Ch.195 Reminiscences: “Tripping” with Pat

Ch.195 Reminiscences: “Tripping” with Pat

April 2023

          Searching for some Lewy Body books, I happened across three journals I kept between 1997 and 2015 in which I documented the dozens of trips Pat and I took together, mostly working trips that left time for adventuring. Typically, we’d do three-city tours: fly to city “A” on a Wednesday; I’d present workshops on anger management on Thursday and Friday while Pat took care of registrations and book sales (sometimes Pat co-presented but she didn’t much like doing that); driving and exploring on Saturday and Sunday as we headed to city “B”; presenting on Monday and Tuesday; driving to city “C” on Wednesday; presenting on Thursday and Friday; exploring on Saturday and flying home Sunday. But I also journaled about larger occasions including the times we travelled to make co-presentations in Panama, Italy and Hong Kong and on a five-city tour of Australia.
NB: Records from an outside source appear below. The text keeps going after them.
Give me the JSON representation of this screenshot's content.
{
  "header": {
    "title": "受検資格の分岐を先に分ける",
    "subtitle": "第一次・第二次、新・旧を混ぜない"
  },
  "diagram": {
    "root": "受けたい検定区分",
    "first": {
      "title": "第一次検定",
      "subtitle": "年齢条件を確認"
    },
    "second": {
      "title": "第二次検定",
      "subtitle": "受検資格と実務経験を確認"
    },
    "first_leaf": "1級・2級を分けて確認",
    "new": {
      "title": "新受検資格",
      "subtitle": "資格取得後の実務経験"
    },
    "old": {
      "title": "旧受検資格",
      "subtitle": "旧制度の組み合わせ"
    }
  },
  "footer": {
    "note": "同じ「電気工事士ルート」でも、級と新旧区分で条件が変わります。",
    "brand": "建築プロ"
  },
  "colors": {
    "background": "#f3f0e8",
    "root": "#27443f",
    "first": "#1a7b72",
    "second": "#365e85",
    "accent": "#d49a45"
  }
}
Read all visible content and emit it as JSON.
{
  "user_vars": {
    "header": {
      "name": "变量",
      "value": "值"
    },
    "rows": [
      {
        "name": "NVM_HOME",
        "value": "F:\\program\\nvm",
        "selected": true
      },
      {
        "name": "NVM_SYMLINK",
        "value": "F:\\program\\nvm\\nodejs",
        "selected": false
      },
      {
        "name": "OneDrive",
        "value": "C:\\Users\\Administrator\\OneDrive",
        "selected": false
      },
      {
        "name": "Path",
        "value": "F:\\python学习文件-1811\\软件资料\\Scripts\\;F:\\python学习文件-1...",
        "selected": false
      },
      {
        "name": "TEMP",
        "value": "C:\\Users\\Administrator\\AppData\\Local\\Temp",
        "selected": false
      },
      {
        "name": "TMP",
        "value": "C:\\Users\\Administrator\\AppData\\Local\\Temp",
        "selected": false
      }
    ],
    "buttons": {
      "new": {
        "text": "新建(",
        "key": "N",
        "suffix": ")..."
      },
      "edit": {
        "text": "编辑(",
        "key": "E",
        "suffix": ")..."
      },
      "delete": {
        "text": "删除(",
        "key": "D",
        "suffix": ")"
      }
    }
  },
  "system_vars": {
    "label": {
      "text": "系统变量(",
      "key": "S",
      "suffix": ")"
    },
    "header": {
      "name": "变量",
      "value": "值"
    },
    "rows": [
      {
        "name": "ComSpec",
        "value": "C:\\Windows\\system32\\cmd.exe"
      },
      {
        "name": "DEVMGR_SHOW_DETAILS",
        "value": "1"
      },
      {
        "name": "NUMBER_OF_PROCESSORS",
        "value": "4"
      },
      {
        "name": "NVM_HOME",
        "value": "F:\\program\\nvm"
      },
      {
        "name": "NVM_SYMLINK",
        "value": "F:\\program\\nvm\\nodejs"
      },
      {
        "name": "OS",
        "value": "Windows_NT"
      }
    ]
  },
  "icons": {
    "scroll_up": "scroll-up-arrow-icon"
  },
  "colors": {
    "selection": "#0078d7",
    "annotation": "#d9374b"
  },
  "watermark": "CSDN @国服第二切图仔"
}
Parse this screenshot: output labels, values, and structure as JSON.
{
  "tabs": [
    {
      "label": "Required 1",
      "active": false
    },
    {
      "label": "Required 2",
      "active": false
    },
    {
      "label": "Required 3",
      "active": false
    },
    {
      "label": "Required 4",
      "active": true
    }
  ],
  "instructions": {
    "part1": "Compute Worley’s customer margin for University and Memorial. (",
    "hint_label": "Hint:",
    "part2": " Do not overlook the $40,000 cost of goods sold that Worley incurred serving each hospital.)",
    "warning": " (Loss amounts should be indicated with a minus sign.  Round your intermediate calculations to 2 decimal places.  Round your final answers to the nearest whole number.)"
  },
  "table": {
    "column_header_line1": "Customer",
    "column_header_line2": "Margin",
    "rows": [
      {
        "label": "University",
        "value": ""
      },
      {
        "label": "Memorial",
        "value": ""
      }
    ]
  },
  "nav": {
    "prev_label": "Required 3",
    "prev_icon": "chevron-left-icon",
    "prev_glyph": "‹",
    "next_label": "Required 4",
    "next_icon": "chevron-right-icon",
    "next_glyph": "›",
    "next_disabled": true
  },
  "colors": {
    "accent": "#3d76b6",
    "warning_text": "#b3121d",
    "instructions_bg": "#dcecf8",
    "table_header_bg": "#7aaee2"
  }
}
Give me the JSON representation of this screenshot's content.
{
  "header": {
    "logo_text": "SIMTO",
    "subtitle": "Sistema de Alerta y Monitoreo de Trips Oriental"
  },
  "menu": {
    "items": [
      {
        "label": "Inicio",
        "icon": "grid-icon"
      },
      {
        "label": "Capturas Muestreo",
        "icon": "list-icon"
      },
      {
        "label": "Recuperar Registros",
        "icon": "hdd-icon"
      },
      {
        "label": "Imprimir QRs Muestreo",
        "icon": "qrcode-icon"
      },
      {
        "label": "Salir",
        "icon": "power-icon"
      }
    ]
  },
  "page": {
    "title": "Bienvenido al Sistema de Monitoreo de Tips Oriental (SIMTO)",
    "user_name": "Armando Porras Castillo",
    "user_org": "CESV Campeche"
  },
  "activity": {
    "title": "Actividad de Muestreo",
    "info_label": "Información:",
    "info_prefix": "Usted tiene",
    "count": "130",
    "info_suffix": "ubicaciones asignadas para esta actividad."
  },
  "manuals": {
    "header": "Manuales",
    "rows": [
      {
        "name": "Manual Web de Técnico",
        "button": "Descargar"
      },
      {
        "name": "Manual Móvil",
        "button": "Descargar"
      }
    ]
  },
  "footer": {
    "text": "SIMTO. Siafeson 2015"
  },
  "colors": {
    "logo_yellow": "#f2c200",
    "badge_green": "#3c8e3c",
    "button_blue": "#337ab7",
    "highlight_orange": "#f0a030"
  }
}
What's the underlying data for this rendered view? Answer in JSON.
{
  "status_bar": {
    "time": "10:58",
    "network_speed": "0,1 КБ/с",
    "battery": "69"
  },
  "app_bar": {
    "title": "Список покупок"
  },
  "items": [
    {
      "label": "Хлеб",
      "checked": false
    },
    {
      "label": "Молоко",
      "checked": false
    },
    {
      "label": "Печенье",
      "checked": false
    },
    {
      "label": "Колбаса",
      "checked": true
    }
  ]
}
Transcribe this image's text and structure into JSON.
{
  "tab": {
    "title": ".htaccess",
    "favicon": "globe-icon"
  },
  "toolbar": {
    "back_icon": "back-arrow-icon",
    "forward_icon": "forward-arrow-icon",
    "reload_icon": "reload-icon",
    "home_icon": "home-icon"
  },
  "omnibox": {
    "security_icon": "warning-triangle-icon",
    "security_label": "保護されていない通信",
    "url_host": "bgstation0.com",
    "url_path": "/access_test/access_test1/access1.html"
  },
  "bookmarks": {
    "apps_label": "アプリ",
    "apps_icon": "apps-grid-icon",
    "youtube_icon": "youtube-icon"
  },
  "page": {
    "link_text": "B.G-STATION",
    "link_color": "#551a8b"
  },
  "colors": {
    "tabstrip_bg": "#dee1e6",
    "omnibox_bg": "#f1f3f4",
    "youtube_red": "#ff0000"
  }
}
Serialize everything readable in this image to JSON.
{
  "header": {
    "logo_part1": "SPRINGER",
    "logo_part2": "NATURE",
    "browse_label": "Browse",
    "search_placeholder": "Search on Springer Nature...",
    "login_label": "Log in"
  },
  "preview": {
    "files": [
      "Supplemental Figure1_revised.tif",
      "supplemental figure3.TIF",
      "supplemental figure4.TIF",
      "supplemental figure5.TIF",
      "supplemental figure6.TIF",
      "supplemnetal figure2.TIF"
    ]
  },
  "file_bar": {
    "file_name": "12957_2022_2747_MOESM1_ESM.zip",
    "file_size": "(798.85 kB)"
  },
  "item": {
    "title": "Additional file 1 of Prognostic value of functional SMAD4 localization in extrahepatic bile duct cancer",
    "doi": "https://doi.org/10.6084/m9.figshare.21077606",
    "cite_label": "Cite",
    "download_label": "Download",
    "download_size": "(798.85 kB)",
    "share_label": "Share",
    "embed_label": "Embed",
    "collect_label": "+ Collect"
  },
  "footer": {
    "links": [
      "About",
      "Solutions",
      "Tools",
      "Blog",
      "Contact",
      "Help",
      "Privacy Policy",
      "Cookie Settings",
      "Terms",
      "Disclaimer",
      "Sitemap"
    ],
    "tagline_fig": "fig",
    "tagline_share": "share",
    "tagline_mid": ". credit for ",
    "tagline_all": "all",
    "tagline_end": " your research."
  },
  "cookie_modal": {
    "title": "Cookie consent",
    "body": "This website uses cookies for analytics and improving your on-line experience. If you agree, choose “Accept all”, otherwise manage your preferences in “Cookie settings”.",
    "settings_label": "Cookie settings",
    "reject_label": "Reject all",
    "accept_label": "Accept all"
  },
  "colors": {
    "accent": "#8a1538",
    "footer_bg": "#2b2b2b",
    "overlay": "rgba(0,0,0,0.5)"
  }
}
          One thing stood out as I read: we had a lot of fun working and travelling together. We spent many hours rockhounding, sometimes in deserts and sometimes at roadside rock-cuts. (We found chocolate agate at a Texas road cut; black volcanic “Apache tears” in an Arizona desert; turquoise and variscite around Tonopah, Nevada; fossil fish by Kemmerer, WY).We visited countless museums; we went to movies and watched television; we met friends on several continents; we seriously discussed our presentations in an effort to improve them; we learned a lot both about the world and each other. And sometimes we argued, like most couples do, going to bed still angry only to wake up feeling ridiculous.

          Pat kept coming alive as I read. There she was calling me over to carry a beautiful (and heavy) rock she’d found. Pat gently smiling as she magnetically attracted people wanting to tell her the stories of their lives. Pat and I excitedly walking through a Dale Chihuly glass exhibition at a Texas park. Pat insisting we should ship another 100 pounds of rocks home from Arizona. Pat smiling as I took her picture reading a newspaper in bed. Pat just being Pat. We took some of these trips even after Pat was diagnosed with Lewy Body, until she was physically unable to travel. My memories of those later trips are quiet ones; we spent a lot of time together, doing little, just one short outing a day, and those were some of the trips I remember most fondly.

The more I read the more real she became. Three-dimensional. Vibrant. Pat became so vivid in my memory that I almost felt her physical presence.

          Like many other times I’ve contacted Pat in this way, I had a bittersweet experience. I kept reading those journals for over an hour, feeling Pat’s presence while at the same time intensely missing her. Pat was present and absent both, alive and deceased, here and gone. Sometimes I found myself smiling through my sadness, sometimes crying through my laughter.           I’d sure like to take another trip with Pat. Just one more.